Stirrup was able to parade down the local bazaar, where a number of stalls were open. A few months ago it had been deserted. The Afghans stood around with blank expressions, showing neither hostility nor friendliness, although the children pointed and laughed at the few women soldiers who were present. The fact that Sir Jock could even appear there seemed like progress, although he had the kind of armed protection that would not have disgraced Barack Obama.

Britain is placing a lot of weight on the still narrow shoulders of the Afghan army. While its soldiers are undoubtedly brave men, when they lined up to be greeted by Stirrup they bore a striking resemblance to Dad’s Army. Much Whitehall effort and money is going into the army and also the police, schools, hospitals, irrigation, roads and what is known as “good governance”. Whatever happens, Afghanistan is going to be a lot better off thanks to western aid. Whether that is enough to make the Afghans spurn the Taliban is one of the great unknowns. The Talibs have a well deserved reputation for brutality and anyone seen to be collaborating is going to be dealt with summarily.

The British await the influx of 17,000 US troops, many of whom will be fighting in Helmand. America believes that as in Iraq, where the “surge” of troops helped to pacify Baghdad and other cities, the extra numbers will make all the difference. They may be right, at least for a while. Although Iraq is significantly different, success has been achieved there by protecting the locals from rival factions. US troops no longer appear like Star Wars storm-troopers leaping out of vehicles and kicking in doors. In Afghanistan the aim will be to convince the population that Nato will be around for a long time to protect them until the Afghan army and police can take over.
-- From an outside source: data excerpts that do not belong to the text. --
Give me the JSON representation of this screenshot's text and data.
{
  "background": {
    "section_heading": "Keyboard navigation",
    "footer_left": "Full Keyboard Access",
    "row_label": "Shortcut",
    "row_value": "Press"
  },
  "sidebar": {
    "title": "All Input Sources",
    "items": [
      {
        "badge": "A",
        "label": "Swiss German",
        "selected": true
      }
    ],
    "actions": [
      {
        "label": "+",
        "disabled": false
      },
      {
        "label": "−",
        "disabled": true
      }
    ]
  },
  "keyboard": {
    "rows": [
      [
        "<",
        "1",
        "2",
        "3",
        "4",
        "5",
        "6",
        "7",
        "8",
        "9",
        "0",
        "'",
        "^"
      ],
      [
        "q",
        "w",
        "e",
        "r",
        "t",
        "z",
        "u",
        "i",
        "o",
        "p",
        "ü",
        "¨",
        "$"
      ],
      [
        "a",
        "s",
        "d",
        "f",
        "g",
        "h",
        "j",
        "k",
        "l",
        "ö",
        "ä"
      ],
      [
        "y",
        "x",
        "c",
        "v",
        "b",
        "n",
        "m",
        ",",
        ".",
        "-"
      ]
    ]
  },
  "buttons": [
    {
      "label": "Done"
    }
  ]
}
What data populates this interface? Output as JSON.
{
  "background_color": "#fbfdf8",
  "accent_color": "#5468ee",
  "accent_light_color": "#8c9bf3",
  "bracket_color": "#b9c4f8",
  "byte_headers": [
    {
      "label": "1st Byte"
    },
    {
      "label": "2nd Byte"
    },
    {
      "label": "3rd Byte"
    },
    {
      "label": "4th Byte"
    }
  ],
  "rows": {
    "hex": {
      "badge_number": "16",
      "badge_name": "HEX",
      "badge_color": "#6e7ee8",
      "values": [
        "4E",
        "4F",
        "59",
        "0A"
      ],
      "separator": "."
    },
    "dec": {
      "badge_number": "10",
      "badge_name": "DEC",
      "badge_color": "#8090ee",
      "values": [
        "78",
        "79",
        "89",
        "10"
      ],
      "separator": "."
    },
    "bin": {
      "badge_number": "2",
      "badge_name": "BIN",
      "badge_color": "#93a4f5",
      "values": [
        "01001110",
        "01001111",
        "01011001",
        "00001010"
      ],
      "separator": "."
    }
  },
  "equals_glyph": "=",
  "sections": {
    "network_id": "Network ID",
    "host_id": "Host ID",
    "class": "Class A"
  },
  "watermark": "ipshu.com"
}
The size of the US commitment to Afghanistan is probably its best chance of success. Bastion is about to be transformed by the Americans at a cost of half a billion dollars to become a vast military citadel in the desert, home to perhaps 30,000 people. They are going to build a runway that will be large enough to fly in 747s. The fact that President Obama is turning his gaze on the country means the United States is committed and thus determined not to back down.

Yet no one thinks this war can be won in the conventional sense. It can be contained, curtailed and temporarily suppressed, but never won. The Taliban can always slip across the border to their havens in Pakistan, where they have rich recruiting grounds among exiles and in the madrasahs.

That means a political settlement, which means talking to the Taliban. The idea has been to lure rogue elements away and isolate the leadership in Quetta, but that has failed. Now it looks as if David Miliband, our foreign secretary, and perhaps the US administration are beginning to accept that reconciliation means talking to Mullah Omar, the one-eyed zealot, and other hardline Taliban leaders. The mullah is not one to compromise; it was his regime that banned kites, chess, cosmetics (women with painted nails had their fingers cut off), laughing in public, toothbrushes (too modern) and anything else that was fun or smacked of the post-medieval world.

Nothing can be ruled out in the arcane politics of Afghanistan, but it seems far-fetched for the Taliban to sit down with the government of President Karzai in Kabul. More to the point, would that amount to victory for the West? The Taliban gave succour to Osama Bin Laden. Who is to say they won’t do so again? That would make the past seven years of British and western involvement largely pointless. Realists believe there is no clear-cut end to this war. The best to hope for is a complex fudge. I fear there will be many more years of young British soldiers putting their lives at risk.